Mi avvio. In via Spadari trovo il delirio. Si capisce che il fuoco è avvenuto in via Torino o che le scariche sono state fatte in quella direzione. Tutta la folla viene verso di noi. Arriva ansante, esterefatta, con esclamazioni che lasciano indovinare il dramma. Qualche donna o qualche uomo sembra impazzito: Gesticola e piange. Intanto che si corre, guardo. La casa tollerata è chiusa. Tutte le porte e non poche finestre sono chiuse, la farmacia Tenca, sull'angolo di via della Rosa, è chiusa. Si sente un'altra fucilata. Qualcuno giunge con la notizia che il popolo si difende, ma nessuno gli crede. Come? Egli non sa rispondere: certo è che la gente continua a venire alla nostra volta come se fosse inseguita. Ho perduto Maresti, ma rivedo il suo cappello nero che torreggia sulla calca. Un altro scompiglio. La moltitudine che viene dalla via Torino non conserva più nulla della dignità umana. L'orgoglio personale è naufragato. Tutti corrono, corrono, corrono e poi si fermano come soffocati, incominciando le parole senza finirle, tirando su il grembiule per asciugarsi gli occhi, mettendo le mani alla fronte con accenti disperati, restando lì istupiditi, insensati, pallidi come la morte, senza riuscire a riaversi. Che cosa avviene? Nessuno parla, nessuno sa spiegarsi, nessuno sa raccontare che cosa sia avvenuto. Parlate, in nome del vostro dio!

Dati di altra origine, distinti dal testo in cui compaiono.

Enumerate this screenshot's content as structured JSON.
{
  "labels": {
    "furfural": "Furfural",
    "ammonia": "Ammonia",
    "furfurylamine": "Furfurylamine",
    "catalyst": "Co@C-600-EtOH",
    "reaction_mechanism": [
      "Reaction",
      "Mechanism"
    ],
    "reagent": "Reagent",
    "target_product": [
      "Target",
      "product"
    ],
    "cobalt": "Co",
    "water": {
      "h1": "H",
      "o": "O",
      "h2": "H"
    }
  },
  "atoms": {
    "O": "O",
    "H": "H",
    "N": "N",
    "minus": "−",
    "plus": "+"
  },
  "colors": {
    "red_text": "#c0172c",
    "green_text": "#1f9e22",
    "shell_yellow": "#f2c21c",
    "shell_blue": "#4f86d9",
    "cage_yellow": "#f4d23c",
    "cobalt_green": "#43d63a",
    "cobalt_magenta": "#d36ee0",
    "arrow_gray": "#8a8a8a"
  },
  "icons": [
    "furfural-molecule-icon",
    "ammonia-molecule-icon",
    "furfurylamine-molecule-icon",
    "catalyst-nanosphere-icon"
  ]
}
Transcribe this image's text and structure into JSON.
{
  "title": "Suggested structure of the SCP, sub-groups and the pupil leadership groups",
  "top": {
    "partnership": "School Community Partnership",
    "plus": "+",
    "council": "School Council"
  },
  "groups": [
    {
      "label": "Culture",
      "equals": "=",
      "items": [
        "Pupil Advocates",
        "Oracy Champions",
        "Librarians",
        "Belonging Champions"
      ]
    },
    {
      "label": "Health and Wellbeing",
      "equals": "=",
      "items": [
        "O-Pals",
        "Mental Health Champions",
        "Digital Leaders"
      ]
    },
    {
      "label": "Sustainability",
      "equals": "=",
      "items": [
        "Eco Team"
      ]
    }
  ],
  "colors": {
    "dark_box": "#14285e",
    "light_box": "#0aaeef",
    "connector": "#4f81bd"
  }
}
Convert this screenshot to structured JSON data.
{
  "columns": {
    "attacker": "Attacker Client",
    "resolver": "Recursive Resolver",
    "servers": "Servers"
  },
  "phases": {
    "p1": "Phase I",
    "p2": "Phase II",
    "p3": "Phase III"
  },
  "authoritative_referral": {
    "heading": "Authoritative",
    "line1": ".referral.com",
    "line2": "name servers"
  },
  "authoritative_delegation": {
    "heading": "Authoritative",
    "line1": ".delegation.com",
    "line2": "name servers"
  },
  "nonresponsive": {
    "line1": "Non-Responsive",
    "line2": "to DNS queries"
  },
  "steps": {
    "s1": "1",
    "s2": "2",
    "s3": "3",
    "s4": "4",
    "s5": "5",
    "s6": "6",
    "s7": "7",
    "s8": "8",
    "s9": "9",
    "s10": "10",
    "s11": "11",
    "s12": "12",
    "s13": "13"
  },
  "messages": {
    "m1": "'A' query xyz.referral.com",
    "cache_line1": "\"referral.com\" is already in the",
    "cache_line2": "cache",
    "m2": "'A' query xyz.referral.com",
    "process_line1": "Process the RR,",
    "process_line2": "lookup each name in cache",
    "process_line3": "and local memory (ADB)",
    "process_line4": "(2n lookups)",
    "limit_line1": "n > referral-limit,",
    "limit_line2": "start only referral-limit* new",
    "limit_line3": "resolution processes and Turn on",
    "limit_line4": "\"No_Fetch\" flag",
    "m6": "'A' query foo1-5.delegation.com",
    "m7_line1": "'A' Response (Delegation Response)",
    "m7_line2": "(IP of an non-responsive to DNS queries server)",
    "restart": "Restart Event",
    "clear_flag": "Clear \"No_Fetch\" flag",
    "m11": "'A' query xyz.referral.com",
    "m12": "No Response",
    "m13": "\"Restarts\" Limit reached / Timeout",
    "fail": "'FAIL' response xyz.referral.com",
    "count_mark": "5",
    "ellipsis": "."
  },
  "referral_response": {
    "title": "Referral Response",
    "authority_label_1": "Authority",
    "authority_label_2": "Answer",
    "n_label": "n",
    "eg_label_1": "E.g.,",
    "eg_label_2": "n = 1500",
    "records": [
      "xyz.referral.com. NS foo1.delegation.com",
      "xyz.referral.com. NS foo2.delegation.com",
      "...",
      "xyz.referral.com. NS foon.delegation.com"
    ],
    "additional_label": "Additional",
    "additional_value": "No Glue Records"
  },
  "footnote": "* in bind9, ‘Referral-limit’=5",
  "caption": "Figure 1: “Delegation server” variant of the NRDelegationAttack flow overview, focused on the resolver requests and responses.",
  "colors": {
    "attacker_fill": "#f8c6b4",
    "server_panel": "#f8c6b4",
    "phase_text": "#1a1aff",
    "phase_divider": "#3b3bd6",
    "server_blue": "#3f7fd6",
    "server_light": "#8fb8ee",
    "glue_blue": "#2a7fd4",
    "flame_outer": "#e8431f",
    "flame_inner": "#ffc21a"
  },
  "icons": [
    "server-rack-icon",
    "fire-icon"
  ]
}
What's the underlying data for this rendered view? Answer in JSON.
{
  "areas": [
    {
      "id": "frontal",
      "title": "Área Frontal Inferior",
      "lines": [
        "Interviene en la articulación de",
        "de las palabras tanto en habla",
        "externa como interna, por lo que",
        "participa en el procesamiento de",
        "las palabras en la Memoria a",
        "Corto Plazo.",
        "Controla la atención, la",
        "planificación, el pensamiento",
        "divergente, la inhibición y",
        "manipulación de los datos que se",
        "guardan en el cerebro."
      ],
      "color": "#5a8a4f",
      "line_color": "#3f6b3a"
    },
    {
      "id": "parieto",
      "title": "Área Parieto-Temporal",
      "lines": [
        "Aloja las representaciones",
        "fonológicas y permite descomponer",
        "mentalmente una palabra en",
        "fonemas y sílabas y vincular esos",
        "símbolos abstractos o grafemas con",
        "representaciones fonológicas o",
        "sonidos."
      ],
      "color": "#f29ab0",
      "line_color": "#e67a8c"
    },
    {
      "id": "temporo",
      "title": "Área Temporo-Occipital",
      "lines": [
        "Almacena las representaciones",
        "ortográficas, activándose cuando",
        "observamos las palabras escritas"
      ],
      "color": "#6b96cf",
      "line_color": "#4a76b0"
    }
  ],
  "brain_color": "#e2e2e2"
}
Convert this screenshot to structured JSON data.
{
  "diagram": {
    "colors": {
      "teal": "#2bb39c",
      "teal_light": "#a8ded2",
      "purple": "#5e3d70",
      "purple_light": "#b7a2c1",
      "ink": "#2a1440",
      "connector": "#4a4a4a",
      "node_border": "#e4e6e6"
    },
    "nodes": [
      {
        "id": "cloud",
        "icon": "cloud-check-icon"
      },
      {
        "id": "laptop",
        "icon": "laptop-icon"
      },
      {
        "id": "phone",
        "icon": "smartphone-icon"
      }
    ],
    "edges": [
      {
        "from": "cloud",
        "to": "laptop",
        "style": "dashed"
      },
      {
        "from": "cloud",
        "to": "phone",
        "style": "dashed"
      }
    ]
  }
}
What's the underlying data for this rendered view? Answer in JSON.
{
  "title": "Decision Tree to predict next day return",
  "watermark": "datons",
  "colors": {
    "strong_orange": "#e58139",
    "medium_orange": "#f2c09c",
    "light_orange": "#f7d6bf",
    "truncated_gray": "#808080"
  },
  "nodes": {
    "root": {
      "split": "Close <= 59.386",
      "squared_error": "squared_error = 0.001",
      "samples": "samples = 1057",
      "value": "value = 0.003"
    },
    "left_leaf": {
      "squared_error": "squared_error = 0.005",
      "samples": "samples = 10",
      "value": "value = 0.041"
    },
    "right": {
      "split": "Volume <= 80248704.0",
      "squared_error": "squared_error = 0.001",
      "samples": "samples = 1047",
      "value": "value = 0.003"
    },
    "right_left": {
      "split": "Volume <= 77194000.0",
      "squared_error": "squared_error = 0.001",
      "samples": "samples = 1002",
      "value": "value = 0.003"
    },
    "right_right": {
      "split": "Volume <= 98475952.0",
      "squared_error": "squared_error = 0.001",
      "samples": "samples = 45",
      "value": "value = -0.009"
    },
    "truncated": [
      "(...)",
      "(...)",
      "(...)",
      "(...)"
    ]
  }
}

- Largo! Largo! Indietro! Indietro! via! via!
E tutti sono ripresi dalla vertigine della corsa e tutti corrono e corrono, andando gli uni sui piedi degli altri, spingendo, sgomitando, rovesciando, passando sui corpi dei caduti senza ascoltare le grida, andando innanzi come tanti ciechi, come tanti pazzi.